Poser des mots exacts sur les choses est toujours important. Alors, osons cette question : et s’il s’agissait de la naissance et de l’affirmation, inédite, d’un fascisme américain ? On se doute qu’une telle suggestion pourra choquer. Depuis plusieurs décennies désormais, on taxe de « fascisme » des phénomènes politiques ou des individus dont les paroles ou les actes n’ont strictement rien à voir avec ce que les historiens identifient comme le « fascisme », au point qu’une telle étiquette semble avoir perdu tout véritable sens. Mais précisément, tout ne se passe-t-il pas comme si nous avions été incapables de discerner à quel point la nouvelle forme de pouvoir politique incarnée par Trump et son entourage accumule de traits caractéristiques du fascisme « historique » ?
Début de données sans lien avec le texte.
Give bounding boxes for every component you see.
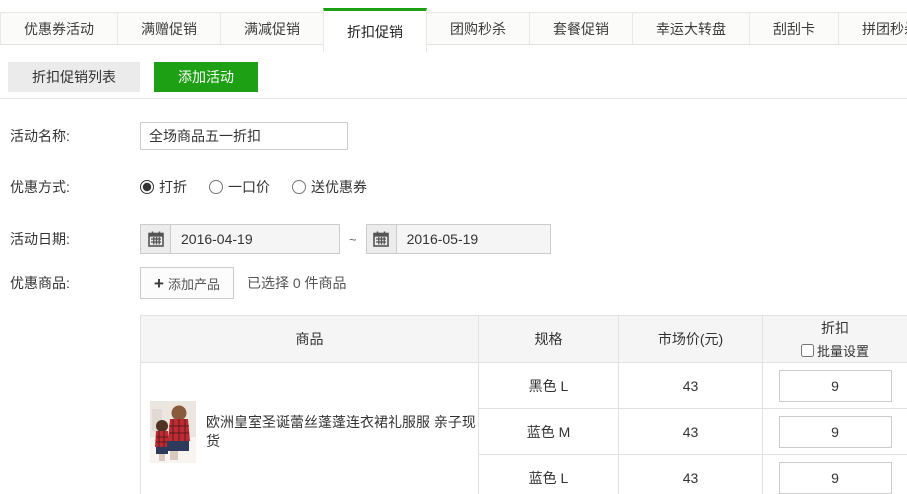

Pour pouvoir cristalliser, le phénomène fasciste exige un chef, un certain type de chef plus exactement : Donald Trump en est un, indiscutablement, à travers son culte de la force, son « virilisme », son sens politique aigu, sa maîtrise du dialogue avec les foules. Et les foules, justement, sont bien au rendez-vous : car ce sont elles aussi qui font le fascisme, et le président américain a su susciter une ferveur véritable, aussi profonde qu’irrationnelle, chez des millions de ses partisans. Des partisans dont une partie se montre capables d’une grande violence politique – potentiellement meurtrière – comme l’assaut du Capitole du 6 janvier 2021 l’a démontré.
Mais le fascisme n’est pas seulement un mélange d’autoritarisme, de xénophobie exacerbée, de culte de la force, de protectionnisme à l’intérieur et d’impérialisme conquérant à l’extérieur (autant de traits caractéristiques, en effet, du début de ce deuxième mandat). Ce qui le distingue du conservatisme traditionnel, ou même d’autres mouvements d’extrême droite, est sa composante révolutionnaire.
Or, à en juger par ces premières semaines de pouvoir, cette dimension révolutionnaire semble bien à l’œuvre dans les propos comme dans les actes déployés par Trump : attaque frontale contre l’appareil administratif de l’État, mise en cause frontale du pouvoir judiciaire, expulsion massive des émigrés en situation irrégulière, attaque déterminée contre toutes les évolutions sociétales des années antérieures, etc.
Si un tel processus de mise en cause des équilibres institutionnels et sociétaux américains devait se poursuivre à l’avenir, et si toutes les mesures annoncées devaient se réaliser de manière effective, apparaîtrait une tout autre Amérique que celle que nous connaissons. Une Amérique où l’énergie révolutionnaire mise en œuvre à la tête de l’État est mise au service d’une contre-révolution radicale.
Face à cette lame de fond, la société américaine semble se rendre, comme tétanisée par l’agression politique et idéologique dont elle est actuellement la cible. Une telle reddition, qu’il faut espérer provisoire, caractéristique de toute prise en main d’une société par le fascisme, n’est pas la moins inquiétante. »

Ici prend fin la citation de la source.